Raffaele Sollecito
Raffaele Sollecito, the Italian student convicted of killing his British flatmate in Italy three years ago, arrives for a trial session in Perugia June 27, 2011. Amanda Knox and former lover Sollecito returned to court on Saturday for the seventh hearing of their appeal for the murder of British student Meredith Kercher. REUTERS

Nearly a month after being cleared in the murder of British student Meredith Kercher, Amanda Knox will have a reunion with her former Italian boyfriend and co-defendant, Raffaele Sollecito.

Breaking his silence for the first time, Sollecito gave an interview with the Italian weekly, Oggi, saying, We need each other -- we speak to each other on the phone and write to each other every day.

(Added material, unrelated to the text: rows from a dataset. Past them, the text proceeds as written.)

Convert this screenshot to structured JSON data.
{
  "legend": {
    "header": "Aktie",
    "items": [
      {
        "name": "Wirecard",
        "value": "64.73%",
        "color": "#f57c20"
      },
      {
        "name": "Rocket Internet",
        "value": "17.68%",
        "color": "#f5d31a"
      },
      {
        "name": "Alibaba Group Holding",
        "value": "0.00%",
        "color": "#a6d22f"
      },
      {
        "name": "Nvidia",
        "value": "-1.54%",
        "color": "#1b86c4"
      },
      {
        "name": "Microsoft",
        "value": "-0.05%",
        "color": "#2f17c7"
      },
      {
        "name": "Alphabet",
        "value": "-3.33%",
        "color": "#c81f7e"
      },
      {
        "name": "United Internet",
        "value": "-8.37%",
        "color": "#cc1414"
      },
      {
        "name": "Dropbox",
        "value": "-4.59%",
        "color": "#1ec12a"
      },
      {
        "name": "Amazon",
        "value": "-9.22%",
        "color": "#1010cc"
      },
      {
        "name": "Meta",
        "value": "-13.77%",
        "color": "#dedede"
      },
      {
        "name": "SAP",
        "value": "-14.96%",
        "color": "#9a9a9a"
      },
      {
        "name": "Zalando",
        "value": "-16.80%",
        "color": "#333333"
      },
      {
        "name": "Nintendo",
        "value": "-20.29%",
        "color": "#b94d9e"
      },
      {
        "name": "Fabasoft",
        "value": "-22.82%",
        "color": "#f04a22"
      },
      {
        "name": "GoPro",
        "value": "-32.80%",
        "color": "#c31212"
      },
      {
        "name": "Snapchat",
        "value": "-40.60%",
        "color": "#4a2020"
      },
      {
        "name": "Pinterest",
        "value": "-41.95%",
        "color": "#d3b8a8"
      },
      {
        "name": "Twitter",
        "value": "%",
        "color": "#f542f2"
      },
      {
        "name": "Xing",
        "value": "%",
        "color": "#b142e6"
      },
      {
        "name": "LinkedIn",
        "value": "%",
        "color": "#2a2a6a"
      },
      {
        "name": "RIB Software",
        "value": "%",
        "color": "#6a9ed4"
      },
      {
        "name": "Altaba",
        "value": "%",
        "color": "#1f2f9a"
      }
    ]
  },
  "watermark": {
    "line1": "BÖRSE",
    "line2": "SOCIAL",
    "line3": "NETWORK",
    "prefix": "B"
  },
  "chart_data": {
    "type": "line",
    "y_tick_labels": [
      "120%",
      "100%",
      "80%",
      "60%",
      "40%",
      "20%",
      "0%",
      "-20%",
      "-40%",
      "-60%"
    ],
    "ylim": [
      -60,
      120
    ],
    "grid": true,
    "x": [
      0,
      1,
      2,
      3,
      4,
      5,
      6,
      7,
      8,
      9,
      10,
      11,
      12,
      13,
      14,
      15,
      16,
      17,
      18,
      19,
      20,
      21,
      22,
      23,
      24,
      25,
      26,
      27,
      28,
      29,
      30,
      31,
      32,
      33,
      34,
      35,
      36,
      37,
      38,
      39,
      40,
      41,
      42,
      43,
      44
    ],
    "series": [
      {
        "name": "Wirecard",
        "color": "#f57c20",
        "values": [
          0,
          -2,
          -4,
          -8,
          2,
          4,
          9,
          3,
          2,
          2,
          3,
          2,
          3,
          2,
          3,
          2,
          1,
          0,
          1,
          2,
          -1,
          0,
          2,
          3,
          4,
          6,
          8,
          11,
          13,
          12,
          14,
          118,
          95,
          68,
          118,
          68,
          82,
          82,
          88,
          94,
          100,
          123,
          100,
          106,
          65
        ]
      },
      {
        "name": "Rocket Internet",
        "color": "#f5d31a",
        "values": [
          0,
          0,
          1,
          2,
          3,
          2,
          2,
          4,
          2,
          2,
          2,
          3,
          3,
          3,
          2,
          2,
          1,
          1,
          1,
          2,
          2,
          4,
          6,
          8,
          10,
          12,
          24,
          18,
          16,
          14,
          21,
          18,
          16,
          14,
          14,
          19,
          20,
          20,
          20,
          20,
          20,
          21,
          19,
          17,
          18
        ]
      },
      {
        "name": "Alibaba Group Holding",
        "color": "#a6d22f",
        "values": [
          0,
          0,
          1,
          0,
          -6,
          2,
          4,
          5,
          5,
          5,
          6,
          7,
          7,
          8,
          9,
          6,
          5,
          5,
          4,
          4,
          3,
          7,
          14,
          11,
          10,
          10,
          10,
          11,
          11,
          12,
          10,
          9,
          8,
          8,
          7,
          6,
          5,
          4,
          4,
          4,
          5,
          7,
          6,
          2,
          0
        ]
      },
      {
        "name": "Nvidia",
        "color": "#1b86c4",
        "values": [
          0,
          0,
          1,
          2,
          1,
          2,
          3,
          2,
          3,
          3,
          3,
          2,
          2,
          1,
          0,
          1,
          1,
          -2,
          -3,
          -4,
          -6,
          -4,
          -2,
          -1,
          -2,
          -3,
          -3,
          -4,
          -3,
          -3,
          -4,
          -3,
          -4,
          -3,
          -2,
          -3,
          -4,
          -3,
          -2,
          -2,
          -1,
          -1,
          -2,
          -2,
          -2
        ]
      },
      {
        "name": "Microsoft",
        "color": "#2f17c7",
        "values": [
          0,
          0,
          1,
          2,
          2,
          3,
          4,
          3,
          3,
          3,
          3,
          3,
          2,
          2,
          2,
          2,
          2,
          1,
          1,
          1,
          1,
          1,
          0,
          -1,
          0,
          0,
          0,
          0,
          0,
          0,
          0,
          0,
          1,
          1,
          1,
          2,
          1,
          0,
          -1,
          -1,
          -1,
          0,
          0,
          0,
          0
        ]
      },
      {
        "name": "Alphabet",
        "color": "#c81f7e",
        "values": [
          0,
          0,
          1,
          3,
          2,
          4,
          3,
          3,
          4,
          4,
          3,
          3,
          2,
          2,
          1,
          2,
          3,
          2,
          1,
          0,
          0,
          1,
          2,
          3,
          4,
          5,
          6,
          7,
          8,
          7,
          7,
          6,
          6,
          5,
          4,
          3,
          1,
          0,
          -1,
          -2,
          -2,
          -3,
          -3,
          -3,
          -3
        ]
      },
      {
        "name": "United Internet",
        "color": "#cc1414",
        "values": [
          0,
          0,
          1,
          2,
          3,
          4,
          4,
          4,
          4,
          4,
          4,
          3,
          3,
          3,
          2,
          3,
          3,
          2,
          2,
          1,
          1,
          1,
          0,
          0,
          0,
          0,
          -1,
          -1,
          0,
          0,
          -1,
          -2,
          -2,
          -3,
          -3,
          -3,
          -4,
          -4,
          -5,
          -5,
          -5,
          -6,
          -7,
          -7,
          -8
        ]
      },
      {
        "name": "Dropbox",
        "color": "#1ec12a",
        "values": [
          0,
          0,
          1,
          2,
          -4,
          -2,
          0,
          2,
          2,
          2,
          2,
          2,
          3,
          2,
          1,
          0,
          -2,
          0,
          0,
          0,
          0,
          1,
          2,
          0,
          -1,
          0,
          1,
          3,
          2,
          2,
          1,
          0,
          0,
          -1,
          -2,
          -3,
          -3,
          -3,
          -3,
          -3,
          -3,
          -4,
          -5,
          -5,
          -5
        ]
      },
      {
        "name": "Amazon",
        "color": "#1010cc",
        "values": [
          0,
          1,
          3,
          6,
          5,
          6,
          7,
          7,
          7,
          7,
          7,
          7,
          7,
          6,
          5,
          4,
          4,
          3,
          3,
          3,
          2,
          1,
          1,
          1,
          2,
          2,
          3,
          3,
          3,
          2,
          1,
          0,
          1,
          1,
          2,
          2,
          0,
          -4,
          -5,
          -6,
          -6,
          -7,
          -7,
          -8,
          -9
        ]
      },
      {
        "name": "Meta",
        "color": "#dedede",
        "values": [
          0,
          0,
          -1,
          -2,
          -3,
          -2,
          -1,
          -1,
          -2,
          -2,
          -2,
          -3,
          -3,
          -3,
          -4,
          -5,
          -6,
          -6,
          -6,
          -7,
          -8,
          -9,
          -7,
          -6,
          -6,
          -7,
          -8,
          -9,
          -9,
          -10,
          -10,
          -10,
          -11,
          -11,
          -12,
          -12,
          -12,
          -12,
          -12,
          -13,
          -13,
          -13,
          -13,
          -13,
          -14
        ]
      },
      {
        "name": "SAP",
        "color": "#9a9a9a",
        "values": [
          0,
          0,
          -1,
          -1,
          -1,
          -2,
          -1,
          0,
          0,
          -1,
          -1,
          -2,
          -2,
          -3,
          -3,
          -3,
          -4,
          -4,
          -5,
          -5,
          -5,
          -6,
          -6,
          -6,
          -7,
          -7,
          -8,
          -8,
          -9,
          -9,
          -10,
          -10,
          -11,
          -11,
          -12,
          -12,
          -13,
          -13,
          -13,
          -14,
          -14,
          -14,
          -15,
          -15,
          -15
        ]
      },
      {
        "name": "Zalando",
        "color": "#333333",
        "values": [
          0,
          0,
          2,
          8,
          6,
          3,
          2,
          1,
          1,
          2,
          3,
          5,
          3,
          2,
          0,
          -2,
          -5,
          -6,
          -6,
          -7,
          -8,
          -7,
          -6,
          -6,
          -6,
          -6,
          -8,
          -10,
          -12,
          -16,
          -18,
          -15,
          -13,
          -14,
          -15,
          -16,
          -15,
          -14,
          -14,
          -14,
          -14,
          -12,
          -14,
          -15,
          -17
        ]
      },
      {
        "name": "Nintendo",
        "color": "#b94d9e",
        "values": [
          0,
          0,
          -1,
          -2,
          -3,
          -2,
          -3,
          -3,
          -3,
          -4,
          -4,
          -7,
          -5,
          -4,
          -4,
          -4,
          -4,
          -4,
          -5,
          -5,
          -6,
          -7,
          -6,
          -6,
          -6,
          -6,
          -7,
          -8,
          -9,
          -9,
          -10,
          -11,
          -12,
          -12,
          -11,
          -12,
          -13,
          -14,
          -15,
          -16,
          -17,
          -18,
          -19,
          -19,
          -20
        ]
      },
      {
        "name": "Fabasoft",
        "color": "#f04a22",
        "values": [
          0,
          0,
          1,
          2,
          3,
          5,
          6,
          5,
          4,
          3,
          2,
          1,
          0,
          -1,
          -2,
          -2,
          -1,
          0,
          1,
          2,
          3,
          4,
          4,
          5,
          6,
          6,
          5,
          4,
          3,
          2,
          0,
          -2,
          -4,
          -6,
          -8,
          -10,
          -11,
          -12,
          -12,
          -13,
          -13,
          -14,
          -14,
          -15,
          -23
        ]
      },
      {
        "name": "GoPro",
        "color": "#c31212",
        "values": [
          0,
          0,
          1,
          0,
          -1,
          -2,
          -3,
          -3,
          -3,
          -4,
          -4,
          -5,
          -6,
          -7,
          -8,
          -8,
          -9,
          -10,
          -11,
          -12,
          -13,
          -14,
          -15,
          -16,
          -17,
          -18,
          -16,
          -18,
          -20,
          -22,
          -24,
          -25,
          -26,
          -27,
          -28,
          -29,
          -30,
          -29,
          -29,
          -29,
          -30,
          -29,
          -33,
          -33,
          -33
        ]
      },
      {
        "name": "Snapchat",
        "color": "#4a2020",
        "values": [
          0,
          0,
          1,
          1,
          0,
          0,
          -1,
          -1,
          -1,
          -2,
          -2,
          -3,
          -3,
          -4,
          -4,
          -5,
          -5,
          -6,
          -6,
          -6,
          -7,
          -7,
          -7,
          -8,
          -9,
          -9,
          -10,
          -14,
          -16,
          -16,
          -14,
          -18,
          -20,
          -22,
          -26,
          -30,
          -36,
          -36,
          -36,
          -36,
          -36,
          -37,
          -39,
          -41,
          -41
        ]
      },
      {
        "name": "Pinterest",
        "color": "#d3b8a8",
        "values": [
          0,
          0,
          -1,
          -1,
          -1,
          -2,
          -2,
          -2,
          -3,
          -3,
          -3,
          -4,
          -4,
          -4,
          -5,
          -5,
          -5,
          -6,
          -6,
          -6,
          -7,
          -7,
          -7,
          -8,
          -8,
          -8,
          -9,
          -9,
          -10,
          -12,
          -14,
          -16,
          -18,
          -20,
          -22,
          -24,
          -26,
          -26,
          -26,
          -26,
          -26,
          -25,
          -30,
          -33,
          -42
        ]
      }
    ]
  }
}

The news that a reunion might be in the works was first divulged by Knox's father, Curt, who said that Sollecito would fly from his native Italy to spend time with Knox in Seattle. Despite his father saying that he had no plans to go to Washington, Sollecito said: I will certainly go and see Amanda. She asked me over and I accepted with pleasure and there is no saying I will wait until Christmas.

I could go earlier -- I could go at any moment. I really want to see her again, to speak with her and look into her eyes, Sollecito said, The Daily Mail reported. We need to speak and write to each other to try and understand what happened to us and to look forward to a future that appeared broken forever, but instead we can still build on. We have so many things to say to each other. We spent four years in a circle of hell, we suffered unspeakably and it ruined our lives.

Knox and Sollecito had been dating for about a week before the 2007 murder Kercher. Both were initially found guilty in the murder and sentenced to 26 and 25 years respectively; an Italian appeals court overturned their guilty conviction in early October and both were released.

The freed 27-year-old has been staying at his father's villa in a gated community in Bisceglie, outside Bari in southern Italy. Unlike the welcome home party Knox received when she returned to Seattle, only about 20 photographers, cameramen and reporters went to the Sollecito home, where, Raffaele's father said, he was readjusting to life.

He's like a baby growing up that has to learn to get used to life, Francesco Sollecito told reporters.

The same has been said of Knox.

She's almost kind of reborn in a way. I mean, living for four years inside a concrete and steel, you know, prison, and now being able to kind of just look around, smell the air and -- and just do what she wants to do, hopefully when she wants to do it, it makes a huge difference, Curt Knox said.